Przede wszystkim, zmianom ulega sylwetka. Jest silnie podkreślona, a zarazem pełna – każda kreacja uwydatnia biodra i zaokrągla ramiona, przywodząc na myśl pozytywistyczne stroje, rodem z epoki wiktoriańskiej. Kwintesencją tej „okrągłości” są groszki, będące jedynym deseniem, który pojawia się w kolekcji.
Zwiewne, półprześwitujące tkaniny zastąpiły grube i sztywne materiały, głównie wełna, które nadały sylwetce dodatkowej sztywności. Zniknęły dekolty, zamiast nich Jacobs wprowadził wysokie żaboty, czasem uzupełniając look okrągłym, a jakże, wycięciem na plecach. Spokojne kolory – burgund, zieleń, biel oraz czerń to kolejny ironiczny chwyt projektanta, jakby pragnął nam powiedzieć – „pod spodem jest ogień, musicie się tylko przez niego przebić”.

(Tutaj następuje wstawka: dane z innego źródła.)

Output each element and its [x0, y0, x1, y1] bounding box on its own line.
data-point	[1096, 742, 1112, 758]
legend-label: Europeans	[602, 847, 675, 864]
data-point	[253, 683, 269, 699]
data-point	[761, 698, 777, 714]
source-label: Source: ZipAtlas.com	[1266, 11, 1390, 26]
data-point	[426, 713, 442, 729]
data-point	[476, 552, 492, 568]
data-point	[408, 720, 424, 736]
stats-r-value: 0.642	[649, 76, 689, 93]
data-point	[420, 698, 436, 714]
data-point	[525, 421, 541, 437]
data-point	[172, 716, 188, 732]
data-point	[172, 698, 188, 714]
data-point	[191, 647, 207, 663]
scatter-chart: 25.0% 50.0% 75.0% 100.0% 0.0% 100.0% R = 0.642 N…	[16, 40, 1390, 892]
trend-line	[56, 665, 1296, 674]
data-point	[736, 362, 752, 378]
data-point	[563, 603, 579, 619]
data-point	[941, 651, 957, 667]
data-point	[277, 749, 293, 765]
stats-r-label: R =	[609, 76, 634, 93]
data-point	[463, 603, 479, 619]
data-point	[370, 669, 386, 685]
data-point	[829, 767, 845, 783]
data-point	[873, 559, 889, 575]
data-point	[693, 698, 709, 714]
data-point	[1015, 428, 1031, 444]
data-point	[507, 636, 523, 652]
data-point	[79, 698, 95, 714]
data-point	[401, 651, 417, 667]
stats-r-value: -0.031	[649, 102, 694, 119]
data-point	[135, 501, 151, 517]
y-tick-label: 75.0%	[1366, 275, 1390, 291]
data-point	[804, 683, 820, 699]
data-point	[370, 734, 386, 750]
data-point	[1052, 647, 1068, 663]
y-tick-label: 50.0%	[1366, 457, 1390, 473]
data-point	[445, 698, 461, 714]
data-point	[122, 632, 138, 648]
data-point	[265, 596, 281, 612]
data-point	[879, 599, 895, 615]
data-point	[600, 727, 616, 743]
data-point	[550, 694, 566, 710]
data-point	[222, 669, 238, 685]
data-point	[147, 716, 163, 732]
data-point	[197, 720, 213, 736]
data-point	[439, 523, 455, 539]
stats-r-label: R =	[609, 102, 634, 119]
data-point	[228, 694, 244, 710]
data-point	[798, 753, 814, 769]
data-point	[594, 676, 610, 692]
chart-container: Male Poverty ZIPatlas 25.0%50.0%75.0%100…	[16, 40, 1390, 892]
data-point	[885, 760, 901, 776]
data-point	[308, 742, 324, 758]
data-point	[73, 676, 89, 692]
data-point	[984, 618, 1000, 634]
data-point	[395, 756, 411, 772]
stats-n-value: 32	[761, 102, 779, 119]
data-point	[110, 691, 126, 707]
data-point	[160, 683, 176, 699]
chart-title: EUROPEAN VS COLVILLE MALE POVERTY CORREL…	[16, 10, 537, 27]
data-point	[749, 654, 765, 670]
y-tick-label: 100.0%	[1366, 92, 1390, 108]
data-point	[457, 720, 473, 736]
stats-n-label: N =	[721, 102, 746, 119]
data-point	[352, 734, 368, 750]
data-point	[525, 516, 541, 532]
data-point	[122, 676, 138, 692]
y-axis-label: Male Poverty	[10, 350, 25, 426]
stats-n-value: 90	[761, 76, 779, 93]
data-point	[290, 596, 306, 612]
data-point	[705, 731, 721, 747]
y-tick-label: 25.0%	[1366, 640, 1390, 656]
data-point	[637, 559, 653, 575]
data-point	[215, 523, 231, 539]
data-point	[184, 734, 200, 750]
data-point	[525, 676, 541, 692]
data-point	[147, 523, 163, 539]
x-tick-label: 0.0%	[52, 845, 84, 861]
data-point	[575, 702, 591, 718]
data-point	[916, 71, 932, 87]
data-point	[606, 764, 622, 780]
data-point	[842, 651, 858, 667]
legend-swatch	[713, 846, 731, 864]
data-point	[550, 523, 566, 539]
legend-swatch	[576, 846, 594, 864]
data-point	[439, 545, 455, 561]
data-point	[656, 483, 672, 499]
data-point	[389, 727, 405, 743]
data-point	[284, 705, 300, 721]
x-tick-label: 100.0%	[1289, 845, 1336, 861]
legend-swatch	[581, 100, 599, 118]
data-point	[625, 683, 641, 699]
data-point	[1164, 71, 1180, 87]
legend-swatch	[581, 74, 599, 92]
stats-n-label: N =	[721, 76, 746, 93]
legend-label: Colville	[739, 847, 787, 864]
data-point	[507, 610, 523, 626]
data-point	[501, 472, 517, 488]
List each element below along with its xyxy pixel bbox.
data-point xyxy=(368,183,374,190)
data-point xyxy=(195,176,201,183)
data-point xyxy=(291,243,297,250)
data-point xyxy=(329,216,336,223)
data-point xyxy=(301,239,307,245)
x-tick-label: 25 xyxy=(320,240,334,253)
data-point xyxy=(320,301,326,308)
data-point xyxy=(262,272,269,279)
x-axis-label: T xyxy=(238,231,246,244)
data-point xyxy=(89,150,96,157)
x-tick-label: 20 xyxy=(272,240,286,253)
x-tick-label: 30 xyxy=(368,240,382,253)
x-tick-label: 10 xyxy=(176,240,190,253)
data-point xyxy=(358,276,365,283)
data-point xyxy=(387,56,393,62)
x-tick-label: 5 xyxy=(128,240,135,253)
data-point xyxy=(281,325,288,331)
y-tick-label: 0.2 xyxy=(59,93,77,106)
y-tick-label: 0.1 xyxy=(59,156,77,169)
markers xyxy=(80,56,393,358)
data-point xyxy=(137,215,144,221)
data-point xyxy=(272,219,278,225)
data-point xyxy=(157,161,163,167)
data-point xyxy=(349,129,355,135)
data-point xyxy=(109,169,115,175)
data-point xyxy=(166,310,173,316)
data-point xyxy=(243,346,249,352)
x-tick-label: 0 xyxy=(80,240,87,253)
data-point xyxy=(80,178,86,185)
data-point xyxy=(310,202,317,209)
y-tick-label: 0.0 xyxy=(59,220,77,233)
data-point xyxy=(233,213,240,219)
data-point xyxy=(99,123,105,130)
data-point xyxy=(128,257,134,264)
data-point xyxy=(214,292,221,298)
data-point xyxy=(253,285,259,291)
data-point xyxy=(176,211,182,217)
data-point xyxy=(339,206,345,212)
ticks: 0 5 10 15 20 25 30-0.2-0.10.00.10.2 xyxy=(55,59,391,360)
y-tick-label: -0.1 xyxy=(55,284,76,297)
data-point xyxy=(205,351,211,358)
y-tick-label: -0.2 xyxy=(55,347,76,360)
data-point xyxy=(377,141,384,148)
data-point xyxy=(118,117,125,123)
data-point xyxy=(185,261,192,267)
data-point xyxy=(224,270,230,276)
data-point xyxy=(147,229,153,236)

Niewątpliwie, Marc Jacobs to jeden z najzdolniejszych i najintensywniej tworzących dzisiaj projektantów. Łączy w sobie dozę bezczelności, prowokacji, talentu oraz szacunku do dorobku mody i, co ważne, zdaje się w pełni panować nad swoją twórczością. Co prawda trudno powiedzieć, czy kobiety będą chciały nosić akurat tę kolekcję – wymaga ona niesłychanej konsekwencji stylizacyjnej, a co za tym idzie, także niemałej odwagi. Marc Jacobs jednak osiągnął już pozycję dyktatora mody i nie musi obawiać się niepowodzeń.